Jardan are another Australian manufacturer who believe that a high quality piece of furniture should be ‘made with local materials and last a lifetime.’ One of the massive benefits we have in Australia is quality of craftsmanship, which really does allow this principal to stand strong.

 

What are the challenges and what does this mean for design?

Something which development and design teams often fall short on is providing opportunity for open discussion with seemingly unattainable local and overseas manufacturers, local boutiques and specialist product designers, post specification. There are notoriously sustainable (and durable!) brands available, but it is often assumed that project budgets cannot reach or their timelines will be too long.

Of course budget is always a concern, however in our experience, an open discussion can result in a negotiation on cost and time which not only fits the budget and schedule, but also results in something truly unique to our project’s location. We must also remember to do something once and do it well. A great quality product will come with a long lasting guarantee and will not need to be quickly replaced. This is especially important when working in the hotel sector, where traffic is heavy and usage is constant. We want our hotels to look as good in 10 years’ time as on the day they opened.
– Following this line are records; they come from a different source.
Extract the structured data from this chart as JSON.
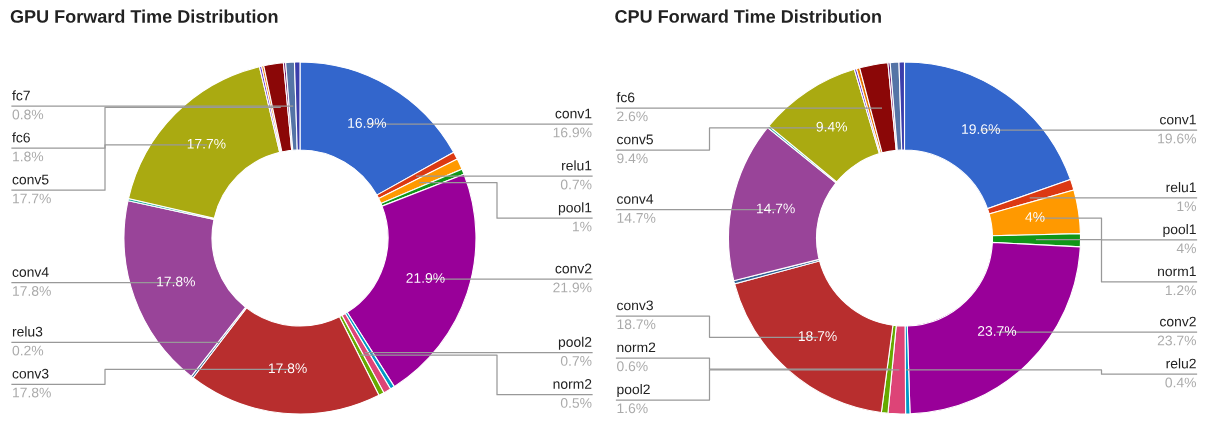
{
  "chart_data": [
    {
      "type": "donut",
      "title": "GPU Forward Time Distribution",
      "categories": [
        "conv1",
        "relu1",
        "pool1",
        null,
        "conv2",
        null,
        "pool2",
        "norm2",
        "conv3",
        "relu3",
        "conv4",
        null,
        "conv5",
        null,
        null,
        "fc6",
        null,
        "fc7",
        null
      ],
      "values": [
        16.9,
        0.7,
        1,
        0.5,
        21.9,
        0.4,
        0.7,
        0.5,
        17.8,
        0.2,
        17.8,
        0.2,
        17.7,
        0.2,
        0.2,
        1.8,
        0.2,
        0.8,
        0.5
      ],
      "value_labels": [
        "16.9%",
        "0.7%",
        "1%",
        null,
        "21.9%",
        null,
        "0.7%",
        "0.5%",
        "17.8%",
        "0.2%",
        "17.8%",
        null,
        "17.7%",
        null,
        null,
        "1.8%",
        null,
        "0.8%",
        null
      ],
      "colors": [
        "#3366cc",
        "#dc3912",
        "#ff9900",
        "#109618",
        "#990099",
        "#0099c6",
        "#dd4477",
        "#66aa00",
        "#b82e2e",
        "#316395",
        "#994499",
        "#22aa99",
        "#aaaa11",
        "#6633cc",
        "#e67300",
        "#8b0707",
        "#651067",
        "#5574a6",
        "#3b3eac"
      ]
    },
    {
      "type": "donut",
      "title": "CPU Forward Time Distribution",
      "categories": [
        "conv1",
        "relu1",
        "pool1",
        "norm1",
        "conv2",
        "relu2",
        "pool2",
        "norm2",
        "conv3",
        null,
        "conv4",
        null,
        "conv5",
        null,
        null,
        "fc6",
        null,
        null,
        null
      ],
      "values": [
        19.6,
        1,
        4,
        1.2,
        23.7,
        0.4,
        1.6,
        0.6,
        18.7,
        0.3,
        14.7,
        0.2,
        9.4,
        0.2,
        0.3,
        2.6,
        0.2,
        0.8,
        0.5
      ],
      "value_labels": [
        "19.6%",
        "1%",
        "4%",
        "1.2%",
        "23.7%",
        "0.4%",
        "1.6%",
        "0.6%",
        "18.7%",
        null,
        "14.7%",
        null,
        "9.4%",
        null,
        null,
        "2.6%",
        null,
        null,
        null
      ],
      "colors": [
        "#3366cc",
        "#dc3912",
        "#ff9900",
        "#109618",
        "#990099",
        "#0099c6",
        "#dd4477",
        "#66aa00",
        "#b82e2e",
        "#316395",
        "#994499",
        "#22aa99",
        "#aaaa11",
        "#6633cc",
        "#e67300",
        "#8b0707",
        "#651067",
        "#5574a6",
        "#3b3eac"
      ]
    }
  ]
}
As our previous article looks at, due to less competitive labour costs in Australia, we would be unable to sustain an ethos where we are designing and producing using only local materials, local skills and local labour, thus reducing our carbon footprint almost entirely. But that’s not to say we can’t do our part and consider a balancing of actions which would lead to sustainability within design with a global effect.

Of course the use of natural materials also brings up the discussion of maintenance in a hotel environment, where fabrics and materials often face a heavy usage from guests and it is essential that maintenance and cleaning staff can easily machine wash upholstery and wipe down hard finishes with often quite harsh cleaning products. Certain natural materials such as cotton, linen and silk have very high tensile strengths and with the right environmentally conscious fire resistance and stain repellent coating, they can age well in the right application. There are natural materials such as leather, which often get better with time, and that progression of character within materials is something which we love to embrace at Design BY QU. For outdoor applications we will generally go synthetic as they tend to be more colourfast with much longer warranties. A lot of outdoor fabric companies although not natural in fibre, have great sustainability notions in place in terms of community support.

At Design BY QU, we want to ensure that the interiors play their part in reaching sustainability goals for our clients. We take responsibility for balancing the notions of natural materials, local sustainability, global sustainability and longevity of design. Regardless of a product being manufactured in Australia or overseas, we aim for longevity of products. If that product stands the test of time, this will reduce the carbon footprint of that Hotel in the long term.

We look to companies who support and engage their local community be it in Australia, or overseas. If you dig a little deeper into the world of material suppliers, you will find that many contribute to their community and overseas communities within education, employment, and consideration of social impact of the choices they make when it comes to design and production.

By making critical decisions about our designs based on sustainability, we can improve, heal, and empower a community. If we can support and encourage this ethos from conception through to completion whilst educating our teams, we believe we will have a profound and positive impact not just here in Australia, but across the world. It is our responsibility as designers to encourage the balance of good quality imports, and these local sustainability considerations, in order to deliver hotels on budget, of high quality, and which will stand the test of time, whilst taking care of the Earth.